Bayern: Kroos kurios abserviert
Bayern schickt das Jahrhunderttalent nach Leverkusen. Selbst Bayer ist überrascht: „Warum denn gerade zu uns?“ Dahinter steckt womöglich ein Deal mit Torwart René Adler.
MÜNCHEN Die Nachricht wurde höchst nüchtern kommuniziert. Auf der Bayern-Homepage hieß es: „Nachwuchstalent Toni Kroos wird den FC Bayern verlassen und für die nächsten eineinhalb Jahre für den Ligakonkurrenten Bayer Leverkusen die Fußballstiefel schnüren.“ Noch fünf weitere Sätze ohne Statement der Vereinsführung – und fertig.
Mehr nicht über den sensationellsten Wechsel innerhalb der Bundesliga in der gesamten Wintertransferperiode, die am Montagmittag endet. Kurz und knapp. Auch schön und gut? Höchstens ganz schön überraschend und gut höchstens für Kroos, einen der weltweit talentiertesten Kicker seines Jahrganges. Und gut für seinen neuen Teilzeitverein.
Die Leverkusener kamen dabei wie die Jungfrau zum Spieler. Das Leihgeschäft mit dem 19-Jährigen ging auf Initiative der Bayern aus. Was kurios ist. Denn erstens hatte Manager Uli Hoeneß und Trainer Jürgen Klinsmann den Reservisten noch im Trainingslager in Dubai für unverzichtbar und unausleihbar erklärt. Daher, das ist der zweite Punkt, hatten sich alle Klubs, die Kroos ausleihen wollten, einen Korb geholt.
Hoeneß habe den Kontakt zum Leverkusener Manager Michael Reschke gesucht, erzählte Bayer-Sportdirektor Rudi Völler. Es war ihnen fast peinlich, sie versuchten ihre Verwunderung über die Causa Kroos zu verbergen. Es gelang ihnen nicht ganz. „Wir haben ihm klar gemacht, dass die Konkurrenz im Mittelfeld groß ist. Aber er wollte unbedingt zu uns", sagte Bayer-Trainer Bruno Labbadia und Völler verriet (sich): „Ich habe so einen kleinen Moment gedacht, wieso denn gerade zu uns?

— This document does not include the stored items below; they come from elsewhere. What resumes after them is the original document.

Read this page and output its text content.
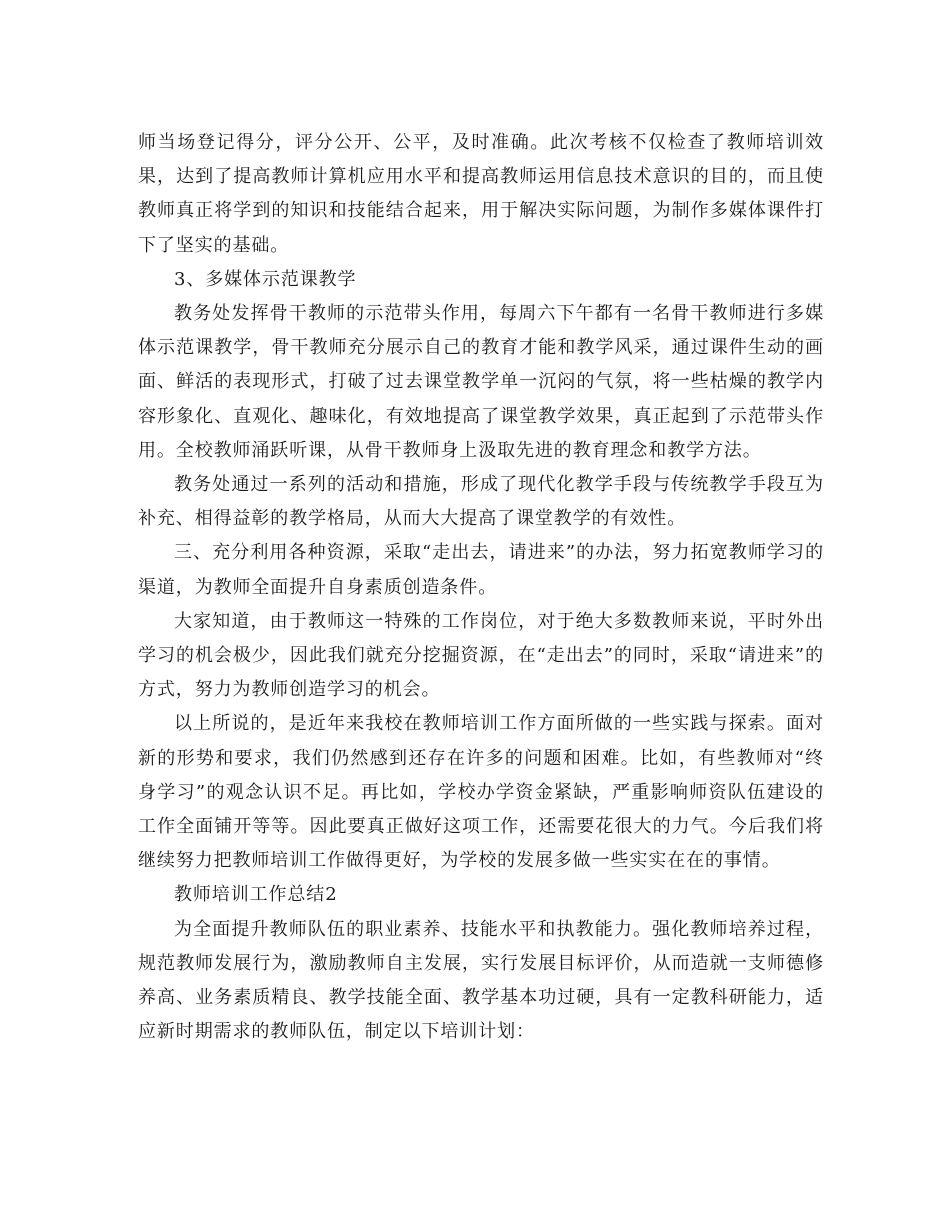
师当场登记得分，评分公开、公平，及时准确。此次考核不仅检查了教师培训效果，达到了提高教师计算机应用水平和提高教师运用信息技术意识的目的，而且使教师真正将学到的知识和技能结合起来，用于解决实际问题，为制作多媒体课件打下了坚实的基础。

3、多媒体示范课教学

教务处发挥骨干教师的示范带头作用，每周六下午都有一名骨干教师进行多媒体示范课教学，骨干教师充分展示自己的教育才能和教学风采，通过课件生动的画面、鲜活的表现形式，打破了过去课堂教学单一沉闷的气氛，将一些枯燥的教学内容形象化、直观化、趣味化，有效地提高了课堂教学效果，真正起到了示范带头作用。全校教师涌跃听课，从骨干教师身上汲取先进的教育理念和教学方法。

教务处通过一系列的活动和措施，形成了现代化教学手段与传统教学手段互为补充、相得益彰的教学格局，从而大大提高了课堂教学的有效性。

三、充分利用各种资源，采取“走出去，请进来”的办法，努力拓宽教师学习的渠道，为教师全面提升自身素质创造条件。

大家知道，由于教师这一特殊的工作岗位，对于绝大多数教师来说，平时外出学习的机会极少，因此我们就充分挖掘资源，在“走出去”的同时，采取“请进来”的方式，努力为教师创造学习的机会。

以上所说的，是近年来我校在教师培训工作方面所做的一些实践与探索。面对新的形势和要求，我们仍然感到还存在许多的问题和困难。比如，有些教师对“终身学习”的观念认识不足。再比如，学校办学资金紧缺，严重影响师资队伍建设的工作全面铺开等等。因此要真正做好这项工作，还需要花很大的力气。今后我们将继续努力把教师培训工作做得更好，为学校的发展多做一些实实在在的事情。

教师培训工作总结2

为全面提升教师队伍的职业素养、技能水平和执教能力。强化教师培养过程，规范教师发展行为，激励教师自主发展，实行发展目标评价，从而造就一支师德修养高、业务素质精良、教学技能全面、教学基本功过硬，具有一定教科研能力，适应新时期需求的教师队伍，制定以下培训计划：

Aber wir sind ja nicht mehr auf dem Sklavenmarkt."
Kroos ist Bayerns jüngster Bundesliga-Spieler aller Zeiten, der jüngste Spieler der deutschen U 21, er wurde bei der U17-WM 2007 zum besten Spieler des Turniers gewählt. Hoeneß hat die Rückennummer „10“ für ihn reserviert. Ottmar Hitzfeld („Kroos ist ein Naturtalent. Eines Tages wird er Stammspieler der Nationalmannschaft“) hatte den Teenager vorsichtig ranschnuppern lassen, Klinsmann vertraute ihm weniger. Kroos kam nur sieben Mal zum Einsatz, davon nur zwei Mal von Beginn an. Er wollte weg, sein Vater und zugleich Berater Roland machte ständig Druck.
Doch die Bosse stellten sich stur. Bis zuletzt. Und nun das Angebot an Leverkusen. Nicht ohne Hintersinn – denn Samariter spielen ist nicht das Ding der Bayern, schon gar nicht beim Titelkonkurrenten. Da passte es doch gut, dass man schon länger die Entwicklung eines Leverkuseners genau beobachtet, die von René Adler (24). Seit Herbst ist er Nationaltorhüter (bis dato drei Einsätze), ihm wird die beste Entwicklung nachgesagt.
Da könnte es doch nicht schaden, eine Option auf Adler zu auszuhandeln – womöglich schon für 2010, auch wenn sein Vertrag noch zwei Jahre länger läuft. Denn was ist, wenn es Kahn-Nachfolger Michael Rensing, der beim 0:1 in Hamburg wieder einmal etwas wackelte, doch nicht packt? Und den aktuellen Nationaltorwart hat man immer gerne in den eigenen Reihen.
Kommuniziert wurde eine Klausel, dass die Bayern Kroos schon im Sommer zurückholen können – etwa für den Fall, dass Franck Ribéry irgendeiner Verlockung nicht widerstehen sollte. Dann könnte Kroos, bislang von Ribéry blockiert, dessen Nachfolger werden. Nicht ungeschickt eingefädelt, der ganze Deal.